Offshore deepwater projects carry higher per-barrel lifting costs and longer capital commitment timelines than onshore shale plays. Releasing capital from a minority stake in a Chevron-operated deepwater field and redeploying it into a 100 percent-owned Texas gas company reduces both operational overhead and offshore platform risk exposure. The divestment also reduces Marubeni's exposure to long-term maintenance costs as the Big Foot installation ages.

Japanese Trading Houses and the North American Gas Buildout

Marubeni is one of Japan's five major sogo shosha, or general trading companies. These firms hold upstream energy positions to secure supply for downstream Japanese industrial and utility customers while generating margins across the value chain. As US LNG exports have grown since 2016, Japanese trading houses have expanded their focus on North American gas assets that feed into LNG export chains.

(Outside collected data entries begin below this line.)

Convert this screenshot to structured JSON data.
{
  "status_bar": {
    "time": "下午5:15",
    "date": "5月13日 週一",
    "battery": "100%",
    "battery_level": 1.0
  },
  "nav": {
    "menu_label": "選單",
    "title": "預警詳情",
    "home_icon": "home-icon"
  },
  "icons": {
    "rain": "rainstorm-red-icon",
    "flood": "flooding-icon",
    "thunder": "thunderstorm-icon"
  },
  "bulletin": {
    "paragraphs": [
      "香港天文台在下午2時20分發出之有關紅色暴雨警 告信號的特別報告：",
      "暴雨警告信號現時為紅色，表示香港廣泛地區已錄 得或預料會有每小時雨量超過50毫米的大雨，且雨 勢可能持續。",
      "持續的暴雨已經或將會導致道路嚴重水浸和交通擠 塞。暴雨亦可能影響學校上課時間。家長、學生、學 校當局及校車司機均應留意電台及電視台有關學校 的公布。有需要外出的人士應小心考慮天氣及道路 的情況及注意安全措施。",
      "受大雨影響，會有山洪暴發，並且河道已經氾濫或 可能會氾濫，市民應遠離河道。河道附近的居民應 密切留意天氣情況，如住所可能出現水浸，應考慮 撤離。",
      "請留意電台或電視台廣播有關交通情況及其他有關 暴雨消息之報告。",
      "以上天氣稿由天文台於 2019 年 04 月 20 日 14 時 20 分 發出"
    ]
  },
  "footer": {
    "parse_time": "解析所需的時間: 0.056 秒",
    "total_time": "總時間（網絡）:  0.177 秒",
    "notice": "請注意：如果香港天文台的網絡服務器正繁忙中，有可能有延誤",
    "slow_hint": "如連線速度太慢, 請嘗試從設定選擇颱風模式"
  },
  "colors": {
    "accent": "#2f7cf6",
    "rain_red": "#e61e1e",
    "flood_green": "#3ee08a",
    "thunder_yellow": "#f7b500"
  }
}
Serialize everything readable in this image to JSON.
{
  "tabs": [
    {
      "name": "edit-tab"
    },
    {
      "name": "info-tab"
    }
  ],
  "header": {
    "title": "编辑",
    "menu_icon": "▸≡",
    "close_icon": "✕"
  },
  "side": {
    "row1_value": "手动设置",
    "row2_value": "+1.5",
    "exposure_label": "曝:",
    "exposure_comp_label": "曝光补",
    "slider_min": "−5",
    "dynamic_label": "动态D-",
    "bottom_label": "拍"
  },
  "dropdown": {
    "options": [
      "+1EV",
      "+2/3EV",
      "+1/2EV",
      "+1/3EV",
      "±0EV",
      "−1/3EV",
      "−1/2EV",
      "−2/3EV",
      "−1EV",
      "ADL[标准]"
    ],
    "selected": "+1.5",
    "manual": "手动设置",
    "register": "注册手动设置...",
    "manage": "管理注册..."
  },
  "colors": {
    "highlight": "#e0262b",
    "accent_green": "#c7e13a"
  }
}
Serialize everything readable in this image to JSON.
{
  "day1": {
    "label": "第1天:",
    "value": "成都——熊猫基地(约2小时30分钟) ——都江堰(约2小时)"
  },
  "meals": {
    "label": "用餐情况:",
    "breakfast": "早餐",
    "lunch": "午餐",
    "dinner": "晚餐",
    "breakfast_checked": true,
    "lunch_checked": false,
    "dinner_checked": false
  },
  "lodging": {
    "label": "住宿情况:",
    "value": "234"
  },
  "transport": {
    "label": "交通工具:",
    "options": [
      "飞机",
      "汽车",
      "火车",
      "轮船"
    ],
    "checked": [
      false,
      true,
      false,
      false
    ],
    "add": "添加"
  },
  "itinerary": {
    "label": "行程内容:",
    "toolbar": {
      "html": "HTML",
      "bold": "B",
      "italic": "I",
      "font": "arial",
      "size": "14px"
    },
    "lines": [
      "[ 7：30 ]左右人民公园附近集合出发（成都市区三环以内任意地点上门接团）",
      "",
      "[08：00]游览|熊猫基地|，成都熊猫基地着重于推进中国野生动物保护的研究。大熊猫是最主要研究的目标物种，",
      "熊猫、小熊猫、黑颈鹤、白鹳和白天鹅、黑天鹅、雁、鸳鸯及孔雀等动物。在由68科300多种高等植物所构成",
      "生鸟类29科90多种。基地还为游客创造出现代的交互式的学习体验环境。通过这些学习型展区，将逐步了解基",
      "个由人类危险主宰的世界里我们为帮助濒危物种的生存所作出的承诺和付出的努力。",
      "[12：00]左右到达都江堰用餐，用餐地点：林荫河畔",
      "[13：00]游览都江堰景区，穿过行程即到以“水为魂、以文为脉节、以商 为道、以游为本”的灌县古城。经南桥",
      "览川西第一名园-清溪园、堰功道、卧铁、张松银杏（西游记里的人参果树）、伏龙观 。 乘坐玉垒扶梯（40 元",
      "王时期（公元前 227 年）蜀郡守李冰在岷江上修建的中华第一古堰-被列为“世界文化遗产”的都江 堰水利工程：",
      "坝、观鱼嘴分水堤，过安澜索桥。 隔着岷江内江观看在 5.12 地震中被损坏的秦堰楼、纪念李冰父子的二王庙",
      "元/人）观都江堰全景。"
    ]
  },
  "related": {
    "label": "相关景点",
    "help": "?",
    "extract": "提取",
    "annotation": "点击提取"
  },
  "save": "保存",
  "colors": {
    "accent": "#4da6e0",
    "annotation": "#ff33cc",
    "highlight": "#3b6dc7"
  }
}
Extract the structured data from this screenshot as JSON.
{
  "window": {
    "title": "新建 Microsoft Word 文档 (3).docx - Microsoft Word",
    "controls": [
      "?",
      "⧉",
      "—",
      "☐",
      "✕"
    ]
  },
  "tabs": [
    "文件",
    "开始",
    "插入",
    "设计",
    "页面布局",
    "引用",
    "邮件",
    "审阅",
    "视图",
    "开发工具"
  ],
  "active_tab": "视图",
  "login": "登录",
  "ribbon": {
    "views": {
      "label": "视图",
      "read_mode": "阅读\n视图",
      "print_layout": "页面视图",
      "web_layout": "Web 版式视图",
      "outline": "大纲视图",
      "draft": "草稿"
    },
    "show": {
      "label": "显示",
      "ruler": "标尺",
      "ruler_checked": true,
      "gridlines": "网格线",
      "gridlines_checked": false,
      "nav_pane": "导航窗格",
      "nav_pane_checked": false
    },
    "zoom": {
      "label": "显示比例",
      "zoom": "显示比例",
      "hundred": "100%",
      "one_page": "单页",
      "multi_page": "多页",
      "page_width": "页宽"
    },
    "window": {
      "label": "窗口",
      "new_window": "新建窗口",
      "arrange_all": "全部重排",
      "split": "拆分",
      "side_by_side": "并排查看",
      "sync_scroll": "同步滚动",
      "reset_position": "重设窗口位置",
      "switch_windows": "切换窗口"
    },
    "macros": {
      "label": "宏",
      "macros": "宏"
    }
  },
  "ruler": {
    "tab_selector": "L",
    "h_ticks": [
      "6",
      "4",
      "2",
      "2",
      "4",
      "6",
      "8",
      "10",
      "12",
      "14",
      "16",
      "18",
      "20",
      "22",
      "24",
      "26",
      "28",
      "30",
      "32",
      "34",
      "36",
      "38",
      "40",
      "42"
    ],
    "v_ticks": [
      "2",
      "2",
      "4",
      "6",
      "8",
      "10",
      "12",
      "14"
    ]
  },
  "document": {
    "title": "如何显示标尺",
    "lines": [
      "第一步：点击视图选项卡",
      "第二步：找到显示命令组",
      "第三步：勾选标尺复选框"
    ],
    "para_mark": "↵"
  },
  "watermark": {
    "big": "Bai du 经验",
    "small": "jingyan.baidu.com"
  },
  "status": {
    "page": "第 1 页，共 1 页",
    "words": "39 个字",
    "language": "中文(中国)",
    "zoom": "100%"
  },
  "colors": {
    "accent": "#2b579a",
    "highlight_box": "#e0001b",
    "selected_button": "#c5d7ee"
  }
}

The Canadian Association of Petroleum Producers reported in July 2026 that Canada's federal government and British Columbia signed a memorandum of understanding to accelerate LNG infrastructure. CAPP also cited Canada's inaugural LNG supply agreement with a European buyer, noting it strengthens the commercial viability of the Ksi Lisims LNG project in British Columbia. Marubeni's parallel move into Barnett Shale production reflects the same strategic thesis: North American gas has decades of affordable supply available for delivery to Asia and Europe.

Sources and methodology

Oil Authority synthesis: Cross-referenced Marubeni's simultaneous divestment of Big Foot (offshore, Chevron-operated) and acquisition of EagleRidge (100 percent owned, Barnett Shale onshore) to identify a deliberate portfolio rotation from offshore oil to onshore gas. Computed the JKM-Henry Hub arbitrage spread at $13.29 per MMBtu (JKM $16.58 minus Henry Hub $3.29, per LNGPriceIndex.com, July 10, 2026) to quantify the commercial incentive for a Japanese trading house to own US gas production.